Brand New Airguns in 2021
There is a confusing variety of vintage BSA springers from before the War and to the novice, they may all look the same. Great fun to use and to collect, there are many differences between the various models released over a long period up until the 2nd World War.
The style was designed by Birmingham gunsmith George Lincoln Jeffries in the early 1900s. His idea was for a fixed barrel, underlever cocking air rifle that was loaded by a drum or plug rotated shut by a separate side lever, known as tap loading.
Jeffries entered into an agreement with nearby Birmingham Small Arms around 1905 as they had the facilities to make anything in quantity. BSA assigned a portion of the output to Jeffries with some for themselves. Soon Jeffries disappeared from the picture but BSA continued with the design until the late 30s, although it was re-invented after the War as the Airsporter which continued until the Millennium two decades ago.
A .22 BSA Standard
The Jeffries guns are stamped along the top of the spring cylinder with 'H. The “Lincoln” Air Rifle' the ‘H’ prefix indicating the Heavy model with another shorter gun given the title ‘L’ for Ladies model. The regular size Lincoln H was around 43” and the Lincoln L around 39” is aimed for younger adults and women. L.J. stocks have a unique stamp of a man with hat and shooting jacket, wearing traditional leggings or puttees, rifle raised shooting. None appear to have any calibre identity markings, assumed unnecessary when only .177 was originally offered. There was a choice of two stock styles in three lengths with optional sights so Jeffries was getting his money's worth from any agreement with BSA.

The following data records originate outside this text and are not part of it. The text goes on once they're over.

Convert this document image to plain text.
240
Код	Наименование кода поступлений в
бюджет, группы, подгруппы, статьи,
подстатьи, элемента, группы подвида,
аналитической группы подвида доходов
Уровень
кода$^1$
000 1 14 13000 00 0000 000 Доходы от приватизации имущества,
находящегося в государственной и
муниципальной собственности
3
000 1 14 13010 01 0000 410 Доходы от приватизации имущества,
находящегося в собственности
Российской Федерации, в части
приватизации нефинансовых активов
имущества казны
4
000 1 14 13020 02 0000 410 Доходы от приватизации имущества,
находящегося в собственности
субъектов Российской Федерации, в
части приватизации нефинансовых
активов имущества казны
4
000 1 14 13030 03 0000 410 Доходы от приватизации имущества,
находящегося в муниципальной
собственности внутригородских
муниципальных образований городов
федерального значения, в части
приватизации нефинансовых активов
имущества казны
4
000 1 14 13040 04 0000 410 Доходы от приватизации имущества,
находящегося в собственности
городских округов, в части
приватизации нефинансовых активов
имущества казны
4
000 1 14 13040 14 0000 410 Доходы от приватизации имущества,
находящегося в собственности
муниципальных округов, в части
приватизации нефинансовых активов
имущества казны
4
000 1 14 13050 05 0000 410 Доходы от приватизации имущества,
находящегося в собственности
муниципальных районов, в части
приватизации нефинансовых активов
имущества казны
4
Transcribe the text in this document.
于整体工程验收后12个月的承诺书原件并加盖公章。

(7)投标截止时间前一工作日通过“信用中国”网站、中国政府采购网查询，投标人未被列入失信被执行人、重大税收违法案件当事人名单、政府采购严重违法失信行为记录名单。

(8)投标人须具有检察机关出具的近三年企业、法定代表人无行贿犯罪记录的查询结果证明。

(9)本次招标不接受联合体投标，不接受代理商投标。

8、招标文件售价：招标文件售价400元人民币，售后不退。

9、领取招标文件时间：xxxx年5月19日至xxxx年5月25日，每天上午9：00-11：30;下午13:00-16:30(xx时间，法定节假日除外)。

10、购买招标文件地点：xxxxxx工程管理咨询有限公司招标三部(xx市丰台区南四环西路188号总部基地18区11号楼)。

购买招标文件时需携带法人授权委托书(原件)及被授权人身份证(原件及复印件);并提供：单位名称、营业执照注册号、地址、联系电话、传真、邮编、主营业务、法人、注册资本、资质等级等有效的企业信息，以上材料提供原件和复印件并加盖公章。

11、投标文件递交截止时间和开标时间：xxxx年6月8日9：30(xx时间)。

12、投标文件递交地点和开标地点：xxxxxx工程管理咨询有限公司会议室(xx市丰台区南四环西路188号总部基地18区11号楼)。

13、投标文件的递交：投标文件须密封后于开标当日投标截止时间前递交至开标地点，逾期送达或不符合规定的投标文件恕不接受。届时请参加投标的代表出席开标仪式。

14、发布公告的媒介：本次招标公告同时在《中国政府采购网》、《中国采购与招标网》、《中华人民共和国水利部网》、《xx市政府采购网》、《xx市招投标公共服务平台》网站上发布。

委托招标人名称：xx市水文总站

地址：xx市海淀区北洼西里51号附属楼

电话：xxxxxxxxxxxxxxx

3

BSA’s share of the production bear cylinder inscriptions of 'BSA Air Rifle' then in smaller text 'Lincoln Jeffries Patent'. Their stock mark is a BSA piled arms logo of three stacked Martini action rifles. The BSA version soon had its own small model “A Light Pattern Made Specially For Boys & Ladies” called unsurprisingly the ‘Light Pattern’. Later there was also an attempt to gain entry to the military training field with the BSA Military Pattern; a heavily modified action with a long barrel sat in a period military-style stock. With a cosmetic bolt that was static, it didn't do much more than the standard version and quickly disappeared.
Improvements led to references of the Improved BSA Air Rifle. At this time the gun was noted as being of either the long Ordinary Pattern or the shorter Light Pattern both in the No.1 Bore of .177 calibre but eventually, .22 No.2 Bore was offered. Some early BSA references appear to simplify identification to just No.1 or No.2 guns. The new designation of 'THE BSA AIR RIFLE (Improved Model D)' appeared around the latter half of the decade stamped to spring cylinder with reference to the Jeffries patent now on the underlever.
Simplifying things greatly, early standard length guns had been around 43”. A longer 45” .25 calibre or No.3 Bore Improved D was introduced with a second shorter version as well. Both of these No.3 Bores disappeared quickly. Children had been overlooked at a time when very small junior Gems were flooding Britain and a scaled-down Junior Pattern made Edwardian Christmas mornings worth waiting all year for. This gave way to a later model called the Juvenile noted for it's much simpler sights. One wonders what happened to any Model C. An Improved Model B did exist as a transitional design if A was indeed the first BSA Air Rifle but conundrums abound in the world of vintage airguns.
Things were maturing now like beer in some nearby Midlands brewery which saw the design's metamorphosis into the BSA Standard just before the Great War. Cylinder details were now etched but this deteriorates with age. If readable the inscription should show 'THE BSA STANDARD AIR RIFLE' split either side of a BSA piled rifles symbol with the calibre now included in the etching as '.22 Bore 'or '.177 Bore'. It’s a real shame both .25's had been dropped, especially the larger model but with a full size potent .22 or so-called Sporting Pattern it must have seemed unnecessary.
Underlever release variations over 35 years
The original under lever arm catch was revised initially as a side catch release. There’s a crossover as late Improved D's can have this style of release. This changed again around 7 years later to a round push button on the lever tip. Then nothing much happened for the next two decades, but here a prefix can indicate a specific model. An A indicates a lighter pattern model from the very late 1930s and prefixes of C and CS indicate Club and Club Special Standards.
So far then this is a very shortened account of the design's evolution from the original Edwardian Lincoln to the BSA Standard used by American G.I.'s in English pub shooting galleries before disappearing off to fight Hitler. There’s no mention here of various internal technical differences, of factory sights, of trigger release designs nor indeed of the various trigger guards. There is in fact a world of airgun fun to discover when falling into the world of vintage Beesa's.